Unentwegt hatte ich das Bild aus Gästequartier eins im Kopf. Cupernica hatte den Pflanzen dort ein angenehmes Klima bereitet und jetzt waren wir nahe ihrer Heimat. Meine zitternde Hand drückte den Sprechanlagenknopf für den Maschinenraum. „Scotty.”, stammelte ich ins Mikrofon. „Beam’ die Pflanzen aus Gästequartier eins auf den Planeten. Vielleicht können die ihre Leute überzeugen, dass wir nicht so schlimm sind, wie wir aussehen.”

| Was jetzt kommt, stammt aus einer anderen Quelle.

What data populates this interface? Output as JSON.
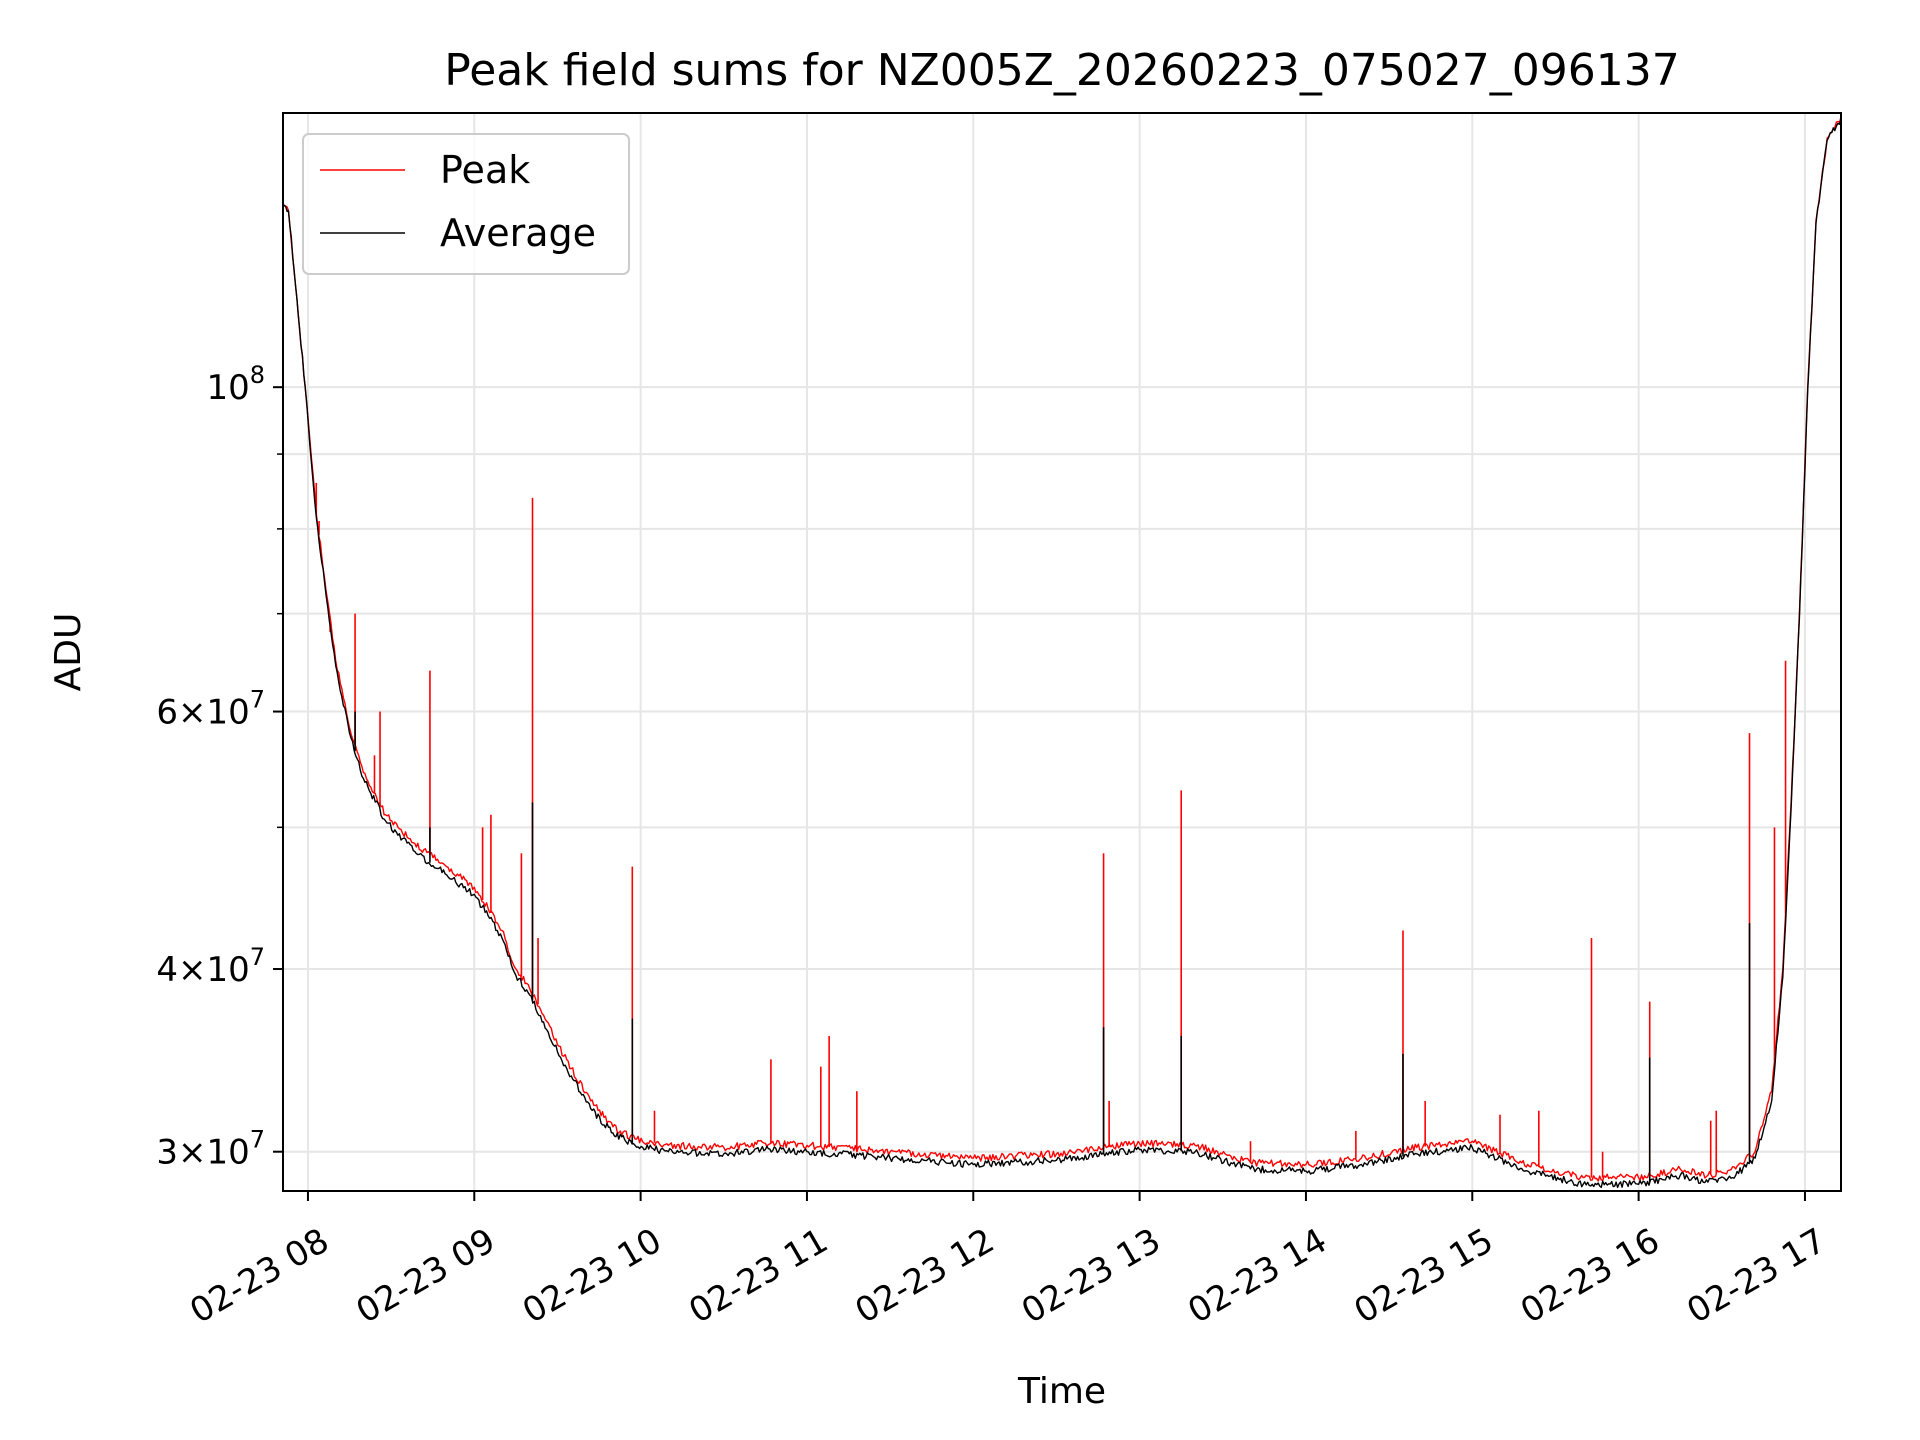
{
  "chart_data": {
    "type": "line",
    "title": "Peak field sums for NZ005Z_20260223_075027_096137",
    "xlabel": "Time",
    "ylabel": "ADU",
    "y_scale": "log",
    "xlim": [
      "2026-02-23 07:51",
      "2026-02-23 17:13"
    ],
    "ylim": [
      28200000,
      154000000
    ],
    "x_ticks": [
      {
        "t": "2026-02-23 08:00",
        "label": "02-23 08"
      },
      {
        "t": "2026-02-23 09:00",
        "label": "02-23 09"
      },
      {
        "t": "2026-02-23 10:00",
        "label": "02-23 10"
      },
      {
        "t": "2026-02-23 11:00",
        "label": "02-23 11"
      },
      {
        "t": "2026-02-23 12:00",
        "label": "02-23 12"
      },
      {
        "t": "2026-02-23 13:00",
        "label": "02-23 13"
      },
      {
        "t": "2026-02-23 14:00",
        "label": "02-23 14"
      },
      {
        "t": "2026-02-23 15:00",
        "label": "02-23 15"
      },
      {
        "t": "2026-02-23 16:00",
        "label": "02-23 16"
      },
      {
        "t": "2026-02-23 17:00",
        "label": "02-23 17"
      }
    ],
    "y_ticks": [
      {
        "value": 30000000,
        "base": "3×10",
        "exp": "7"
      },
      {
        "value": 40000000,
        "base": "4×10",
        "exp": "7"
      },
      {
        "value": 60000000,
        "base": "6×10",
        "exp": "7"
      },
      {
        "value": 100000000,
        "base": "10",
        "exp": "8"
      }
    ],
    "y_minor_ticks": [
      50000000,
      70000000,
      80000000,
      90000000
    ],
    "grid": true,
    "legend": "top-left",
    "series": [
      {
        "name": "Peak",
        "color": "#ff0000",
        "points": [
          [
            "2026-02-23 07:51",
            133000000
          ],
          [
            "2026-02-23 07:53",
            132000000
          ],
          [
            "2026-02-23 07:56",
            115000000
          ],
          [
            "2026-02-23 07:59",
            100000000
          ],
          [
            "2026-02-23 08:03",
            82000000
          ],
          [
            "2026-02-23 08:06",
            74000000
          ],
          [
            "2026-02-23 08:10",
            65000000
          ],
          [
            "2026-02-23 08:15",
            58500000
          ],
          [
            "2026-02-23 08:20",
            54500000
          ],
          [
            "2026-02-23 08:28",
            51000000
          ],
          [
            "2026-02-23 08:38",
            48800000
          ],
          [
            "2026-02-23 08:50",
            47000000
          ],
          [
            "2026-02-23 09:00",
            45500000
          ],
          [
            "2026-02-23 09:05",
            44000000
          ],
          [
            "2026-02-23 09:10",
            42500000
          ],
          [
            "2026-02-23 09:15",
            40000000
          ],
          [
            "2026-02-23 09:20",
            38800000
          ],
          [
            "2026-02-23 09:25",
            37200000
          ],
          [
            "2026-02-23 09:30",
            35500000
          ],
          [
            "2026-02-23 09:35",
            34200000
          ],
          [
            "2026-02-23 09:42",
            32500000
          ],
          [
            "2026-02-23 09:50",
            31200000
          ],
          [
            "2026-02-23 09:58",
            30600000
          ],
          [
            "2026-02-23 10:10",
            30300000
          ],
          [
            "2026-02-23 10:30",
            30200000
          ],
          [
            "2026-02-23 10:45",
            30400000
          ],
          [
            "2026-02-23 11:00",
            30300000
          ],
          [
            "2026-02-23 11:30",
            30000000
          ],
          [
            "2026-02-23 12:00",
            29700000
          ],
          [
            "2026-02-23 12:30",
            29900000
          ],
          [
            "2026-02-23 13:00",
            30400000
          ],
          [
            "2026-02-23 13:20",
            30300000
          ],
          [
            "2026-02-23 13:40",
            29500000
          ],
          [
            "2026-02-23 14:00",
            29400000
          ],
          [
            "2026-02-23 14:20",
            29700000
          ],
          [
            "2026-02-23 14:40",
            30200000
          ],
          [
            "2026-02-23 15:00",
            30500000
          ],
          [
            "2026-02-23 15:20",
            29400000
          ],
          [
            "2026-02-23 15:40",
            28800000
          ],
          [
            "2026-02-23 16:00",
            28800000
          ],
          [
            "2026-02-23 16:15",
            29200000
          ],
          [
            "2026-02-23 16:25",
            28900000
          ],
          [
            "2026-02-23 16:35",
            29200000
          ],
          [
            "2026-02-23 16:42",
            30000000
          ],
          [
            "2026-02-23 16:48",
            33000000
          ],
          [
            "2026-02-23 16:52",
            40000000
          ],
          [
            "2026-02-23 16:55",
            52000000
          ],
          [
            "2026-02-23 16:58",
            70000000
          ],
          [
            "2026-02-23 17:01",
            100000000
          ],
          [
            "2026-02-23 17:04",
            130000000
          ],
          [
            "2026-02-23 17:08",
            148000000
          ],
          [
            "2026-02-23 17:13",
            153000000
          ]
        ],
        "spikes": [
          [
            "2026-02-23 08:03",
            86000000
          ],
          [
            "2026-02-23 08:04",
            81000000
          ],
          [
            "2026-02-23 08:08",
            68000000
          ],
          [
            "2026-02-23 08:17",
            70000000
          ],
          [
            "2026-02-23 08:24",
            56000000
          ],
          [
            "2026-02-23 08:26",
            60000000
          ],
          [
            "2026-02-23 08:44",
            64000000
          ],
          [
            "2026-02-23 09:03",
            50000000
          ],
          [
            "2026-02-23 09:06",
            51000000
          ],
          [
            "2026-02-23 09:17",
            48000000
          ],
          [
            "2026-02-23 09:21",
            84000000
          ],
          [
            "2026-02-23 09:23",
            42000000
          ],
          [
            "2026-02-23 09:57",
            47000000
          ],
          [
            "2026-02-23 10:05",
            32000000
          ],
          [
            "2026-02-23 10:47",
            34700000
          ],
          [
            "2026-02-23 11:05",
            34300000
          ],
          [
            "2026-02-23 11:08",
            36000000
          ],
          [
            "2026-02-23 11:18",
            33000000
          ],
          [
            "2026-02-23 12:47",
            48000000
          ],
          [
            "2026-02-23 12:49",
            32500000
          ],
          [
            "2026-02-23 13:15",
            53000000
          ],
          [
            "2026-02-23 13:40",
            30500000
          ],
          [
            "2026-02-23 14:18",
            31000000
          ],
          [
            "2026-02-23 14:35",
            42500000
          ],
          [
            "2026-02-23 14:43",
            32500000
          ],
          [
            "2026-02-23 15:10",
            31800000
          ],
          [
            "2026-02-23 15:24",
            32000000
          ],
          [
            "2026-02-23 15:43",
            42000000
          ],
          [
            "2026-02-23 15:47",
            30000000
          ],
          [
            "2026-02-23 16:04",
            38000000
          ],
          [
            "2026-02-23 16:26",
            31500000
          ],
          [
            "2026-02-23 16:28",
            32000000
          ],
          [
            "2026-02-23 16:40",
            58000000
          ],
          [
            "2026-02-23 16:49",
            50000000
          ],
          [
            "2026-02-23 16:53",
            65000000
          ]
        ]
      },
      {
        "name": "Average",
        "color": "#000000",
        "points": [
          [
            "2026-02-23 07:51",
            133000000
          ],
          [
            "2026-02-23 07:53",
            132000000
          ],
          [
            "2026-02-23 07:56",
            115000000
          ],
          [
            "2026-02-23 07:59",
            100000000
          ],
          [
            "2026-02-23 08:03",
            81500000
          ],
          [
            "2026-02-23 08:06",
            73500000
          ],
          [
            "2026-02-23 08:10",
            64500000
          ],
          [
            "2026-02-23 08:15",
            58000000
          ],
          [
            "2026-02-23 08:20",
            54000000
          ],
          [
            "2026-02-23 08:28",
            50500000
          ],
          [
            "2026-02-23 08:38",
            48200000
          ],
          [
            "2026-02-23 08:50",
            46400000
          ],
          [
            "2026-02-23 09:00",
            45000000
          ],
          [
            "2026-02-23 09:05",
            43500000
          ],
          [
            "2026-02-23 09:10",
            42000000
          ],
          [
            "2026-02-23 09:15",
            39600000
          ],
          [
            "2026-02-23 09:20",
            38400000
          ],
          [
            "2026-02-23 09:25",
            36800000
          ],
          [
            "2026-02-23 09:30",
            35100000
          ],
          [
            "2026-02-23 09:35",
            33800000
          ],
          [
            "2026-02-23 09:42",
            32100000
          ],
          [
            "2026-02-23 09:50",
            30900000
          ],
          [
            "2026-02-23 09:58",
            30300000
          ],
          [
            "2026-02-23 10:10",
            30000000
          ],
          [
            "2026-02-23 10:30",
            29900000
          ],
          [
            "2026-02-23 10:45",
            30100000
          ],
          [
            "2026-02-23 11:00",
            30000000
          ],
          [
            "2026-02-23 11:30",
            29700000
          ],
          [
            "2026-02-23 12:00",
            29400000
          ],
          [
            "2026-02-23 12:30",
            29600000
          ],
          [
            "2026-02-23 13:00",
            30100000
          ],
          [
            "2026-02-23 13:20",
            30000000
          ],
          [
            "2026-02-23 13:40",
            29200000
          ],
          [
            "2026-02-23 14:00",
            29100000
          ],
          [
            "2026-02-23 14:20",
            29400000
          ],
          [
            "2026-02-23 14:40",
            29900000
          ],
          [
            "2026-02-23 15:00",
            30200000
          ],
          [
            "2026-02-23 15:20",
            29100000
          ],
          [
            "2026-02-23 15:40",
            28500000
          ],
          [
            "2026-02-23 16:00",
            28500000
          ],
          [
            "2026-02-23 16:15",
            28900000
          ],
          [
            "2026-02-23 16:25",
            28600000
          ],
          [
            "2026-02-23 16:35",
            28900000
          ],
          [
            "2026-02-23 16:42",
            29700000
          ],
          [
            "2026-02-23 16:48",
            32500000
          ],
          [
            "2026-02-23 16:52",
            39500000
          ],
          [
            "2026-02-23 16:55",
            51500000
          ],
          [
            "2026-02-23 16:58",
            69500000
          ],
          [
            "2026-02-23 17:01",
            99500000
          ],
          [
            "2026-02-23 17:04",
            129500000
          ],
          [
            "2026-02-23 17:08",
            147500000
          ],
          [
            "2026-02-23 17:13",
            152500000
          ]
        ],
        "spikes": [
          [
            "2026-02-23 08:17",
            60000000
          ],
          [
            "2026-02-23 08:44",
            50000000
          ],
          [
            "2026-02-23 09:21",
            52000000
          ],
          [
            "2026-02-23 09:57",
            37000000
          ],
          [
            "2026-02-23 12:47",
            36500000
          ],
          [
            "2026-02-23 13:15",
            36000000
          ],
          [
            "2026-02-23 14:35",
            35000000
          ],
          [
            "2026-02-23 16:04",
            34800000
          ],
          [
            "2026-02-23 16:40",
            43000000
          ]
        ]
      }
    ]
  }
}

Stille, unendliche Stille, die mein Herz bis zum Hals schlagen ließ. Dann löste sich Data aus seiner versteinerten Haltung, kam zu mir und klopfte mir anerkennend auf die Schulter. Aber er klopfte nicht nur. Er schien etwas an meiner Strickjacke zu befestigen. Dann sagte er: „Die Pflanzen lassen ausrichten, dass sie dir doch glauben, was das Missverständnis angeht. Auf deiner rechten Schulter befindet sich jetzt ein weißes Rangabzeichen, das dich als Allrounder ehrenhalber der Sternenflotte ausweist. Die dazugehörigen Aufgaben hast du mit Bravur gemeistert.” Ich richtete mich auf und sagte in schmissigem Ton: „Sir, danke, Sir!” „Hinsetzen, Allrounder Betsy, setzen Sie Kurs in Richtung Demeta-Basis.”, befahl Data. Das tat ich.

Eines war mir nach dem Aufwachen klar. Ab heute würde ich Pflanzen sicher mit anderen Augen sehen.